Arnold Vaatz erinnert sich an seinen Schmerz, als der Thüringer Schriftsteller 1977 die DDR verließ
Gründonnerstags läuft vor unseren geistigen Augen (meinen und denen meiner Frau) der gleiche Film ab: Ich gehe ans Telefon im Studentenwohnheim. Meine Frau ist dran. Sie fragt: „Was machst du?“ Ich: „Übungsaufgaben. Und du?“ Sie: „Radio hören! Tschüss!“ Ich renne in mein Zimmer, schalte den Deutschlandfunk ein und höre: „Der Schriftsteller Reiner Kunze hat heute am frühen Nachmittag … den Grenzübergang Rudolfstein passiert und ist in den Westen übergesiedelt.“
Es begann für nicht alle, aber für viele Abiturienten meines Jahrgangs mit einem schmalen Reclam- Gedichtband. Er war 1973 erschienen und hieß: „Brief mit blauem Siegel“. Sein Autor war ein gewisser Reiner Kunze aus Greiz. Gedichte waren für uns bis dahin Folter. Helmut Preißler, Louis Fürnberg, Johannes R. Becher – nach dem Motto „Sommer-Sonne-Wellenpracht- Badehose-Sowjetmacht“. Was aber Reiner Kunze schrieb, verschlug uns den Atem. Konnte man etwa neuerdings schreiben, was man dachte? Oder war’s Weltjugendfestivalfassade?

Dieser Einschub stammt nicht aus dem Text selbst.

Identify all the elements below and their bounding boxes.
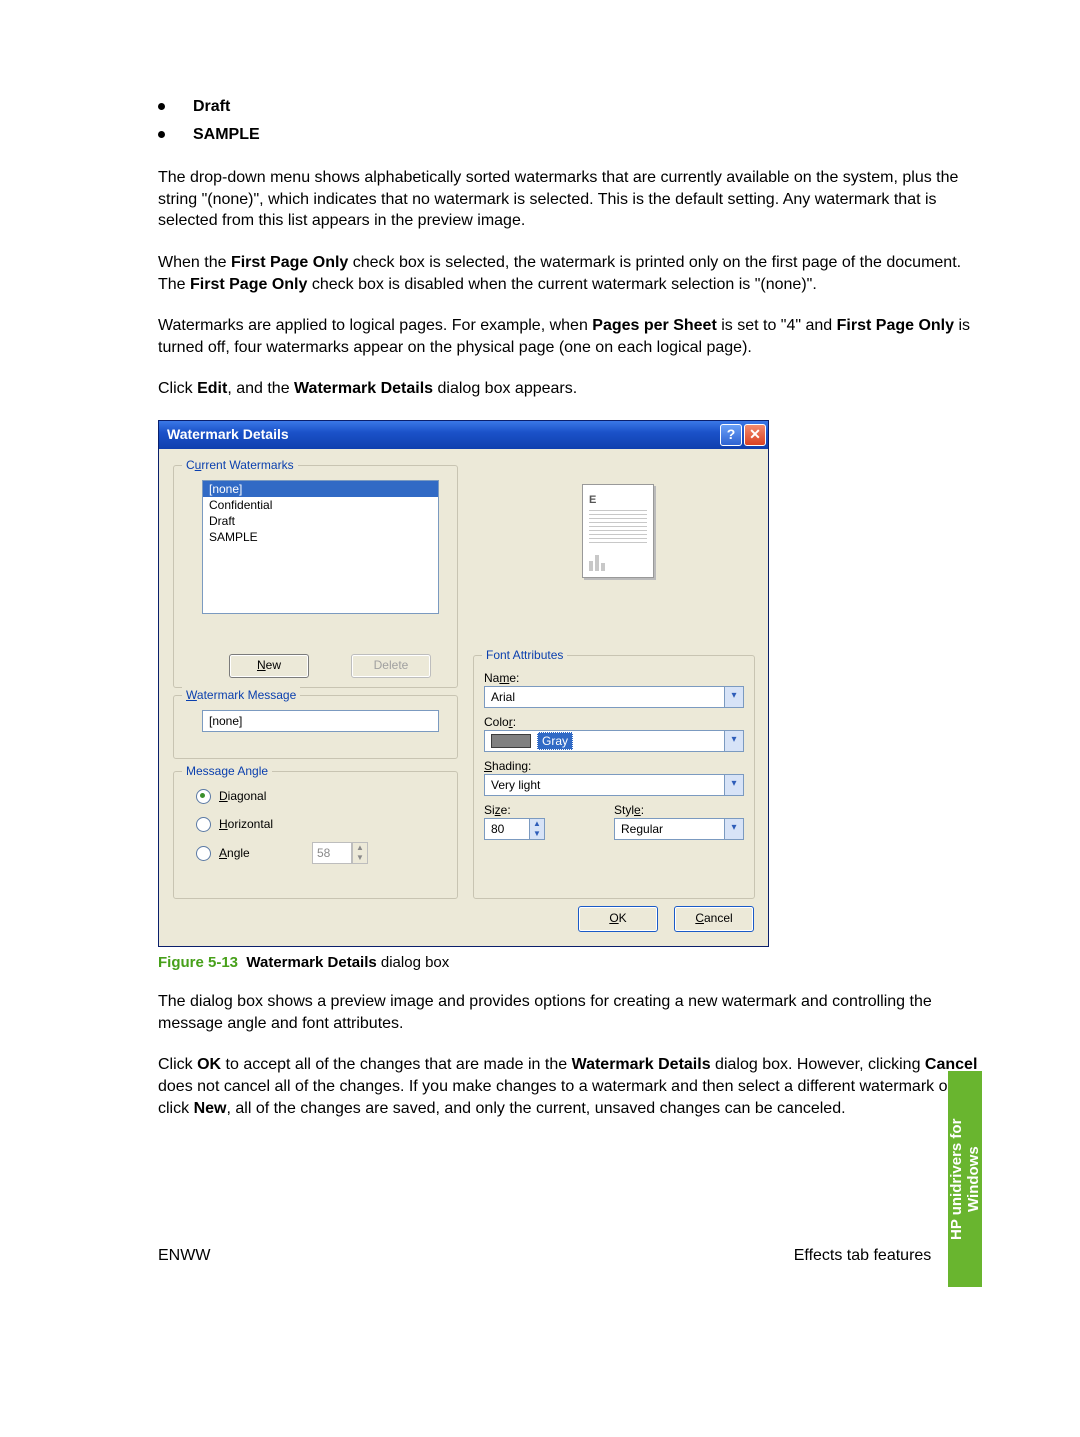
body-text: The drop-down menu shows alphabetically …	[158, 167, 980, 232]
help-icon[interactable]: ?	[720, 424, 742, 446]
new-button[interactable]: New	[229, 654, 309, 678]
list-item[interactable]: Draft	[203, 513, 438, 529]
style-select[interactable]: Regular ▾	[614, 818, 744, 840]
size-input[interactable]: 80	[484, 818, 530, 840]
shading-select[interactable]: Very light ▾	[484, 774, 744, 796]
dialog-title: Watermark Details	[167, 425, 718, 444]
chevron-down-icon[interactable]: ▾	[724, 687, 743, 707]
radio-angle[interactable]: Angle	[196, 845, 250, 861]
preview-pane: E	[582, 484, 654, 578]
group-title: Watermark Message	[182, 687, 300, 703]
chevron-down-icon[interactable]: ▾	[724, 731, 743, 751]
body-text: Click Edit, and the Watermark Details di…	[158, 378, 980, 400]
size-stepper[interactable]: ▲▼	[529, 818, 545, 840]
titlebar: Watermark Details ? ✕	[159, 421, 768, 449]
color-label: Color:	[484, 714, 516, 730]
body-text: Click OK to accept all of the changes th…	[158, 1054, 980, 1119]
side-tab: HP unidrivers forWindows	[948, 1071, 982, 1287]
body-text: Watermarks are applied to logical pages.…	[158, 315, 980, 358]
figure-caption: Figure 5-13 Watermark Details dialog box	[158, 953, 980, 973]
spin-buttons-icon: ▲▼	[352, 842, 368, 864]
footer-left: ENWW	[158, 1245, 210, 1267]
delete-button: Delete	[351, 654, 431, 678]
chevron-down-icon[interactable]: ▾	[724, 819, 743, 839]
footer-section: Effects tab features	[794, 1245, 932, 1267]
page-footer: ENWW Effects tab features 229	[0, 1245, 1080, 1267]
ok-button[interactable]: OK	[578, 906, 658, 932]
bullet-item: Draft	[193, 96, 230, 118]
close-icon[interactable]: ✕	[744, 424, 766, 446]
body-text: When the First Page Only check box is se…	[158, 252, 980, 295]
angle-value: 58	[312, 842, 352, 864]
cancel-button[interactable]: Cancel	[674, 906, 754, 932]
current-watermarks-group: Current Watermarks [none] Confidential D…	[173, 465, 458, 688]
group-title: Font Attributes	[482, 647, 567, 663]
body-text: The dialog box shows a preview image and…	[158, 991, 980, 1034]
font-color-select[interactable]: Gray ▾	[484, 730, 744, 752]
style-label: Style:	[614, 802, 644, 818]
watermark-message-group: Watermark Message [none]	[173, 695, 458, 759]
preview-letter: E	[589, 493, 647, 508]
font-name-select[interactable]: Arial ▾	[484, 686, 744, 708]
radio-horizontal[interactable]: Horizontal	[196, 816, 273, 832]
watermark-details-dialog: Watermark Details ? ✕ Current Watermarks…	[158, 420, 769, 947]
group-title: Message Angle	[182, 763, 272, 779]
list-item[interactable]: SAMPLE	[203, 529, 438, 545]
watermark-message-input[interactable]: [none]	[202, 710, 439, 732]
message-angle-group: Message Angle Diagonal Horizontal Angle …	[173, 771, 458, 899]
font-attributes-group: Font Attributes Name: Arial ▾ Color: Gra…	[473, 655, 755, 899]
shading-label: Shading:	[484, 758, 531, 774]
list-item[interactable]: [none]	[203, 481, 438, 497]
list-item[interactable]: Confidential	[203, 497, 438, 513]
name-label: Name:	[484, 670, 519, 686]
group-title: Current Watermarks	[182, 457, 298, 473]
watermark-listbox[interactable]: [none] Confidential Draft SAMPLE	[202, 480, 439, 614]
angle-stepper: 58 ▲▼	[312, 842, 368, 864]
color-swatch-icon	[491, 734, 531, 748]
bullet-list: Draft SAMPLE	[158, 96, 980, 145]
size-label: Size:	[484, 802, 511, 818]
radio-diagonal[interactable]: Diagonal	[196, 788, 266, 804]
chevron-down-icon[interactable]: ▾	[724, 775, 743, 795]
bullet-item: SAMPLE	[193, 124, 260, 146]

Im Buch war von einem Schüler der siebten Klasse die Rede, der eine Brille und Haare auf ein Bild von Lenin gemalt hat, dafür einen Tadel und einen Eintrag in den Schülerbogen erhält, der ihn nun sein Leben lang begleite. Von einer Staatsmacht also, die sich an 13-Jährigen austobt. Solche Texte hatten bisher nicht die geringste Chance, in der DDR gedruckt zu werden. Lehrer liefen Amok gegen ein in der DDR offiziell gedrucktes Buch. Eltern lieferten sich Wortgefechte bei Elternabenden. Kunzes Buch ging von Hand zu Hand. Im Handel war es im Nu vergriffen.
Aus der erhofften Freiheit wurde nichts. Als Reiner Kunze begann, Geschichten aus dem DDR-Alltag zu gestalten – poetisch, kompromisslos und wahrheitsgetreu – und dabei alle DDR-Denk und Sprechverbote ignorierte, hatte längst eine neue Eiszeit begonnen. Seine Geschichten erschienen dann unter dem Titel „Die wunderbaren Jahre“ im Sommer 1976 bei S. Fischer in Frankfurt/Main. Die Stasi zog blank. Reiner Kunze, seine Familie, seine Freunde wurden observiert, eingeschüchtert, bedroht. Bis ihm nichts mehr blieb, als zu gehen. Im Westen empfing ihn ein Literaturbetrieb, dem er nicht ins Weltbild passte.
Bei uns im Osten dagegen tickten die Schreibmaschinen. Eingeschmuggelte Exemplare seiner Bücher wurden hundertfach abgeschrieben und in Klemmheftern an Freunde weitergereicht. In einem Gedicht hieß es: „Wenn die Post hinters Fenster fährt, blühn die Eisblumen gelb.“ Dieses Gedicht erlebten wir von nun an selbst: Bis 1989 waren die wenigen nicht abgefangenen Briefe von ihm unser einziger Kontakt.
Reiner Kunzes Weg am Gründonnerstag 1977 folgten zwölf Jahre später, 1989, Hunderttausende. So „wunderbar“ war die DDR.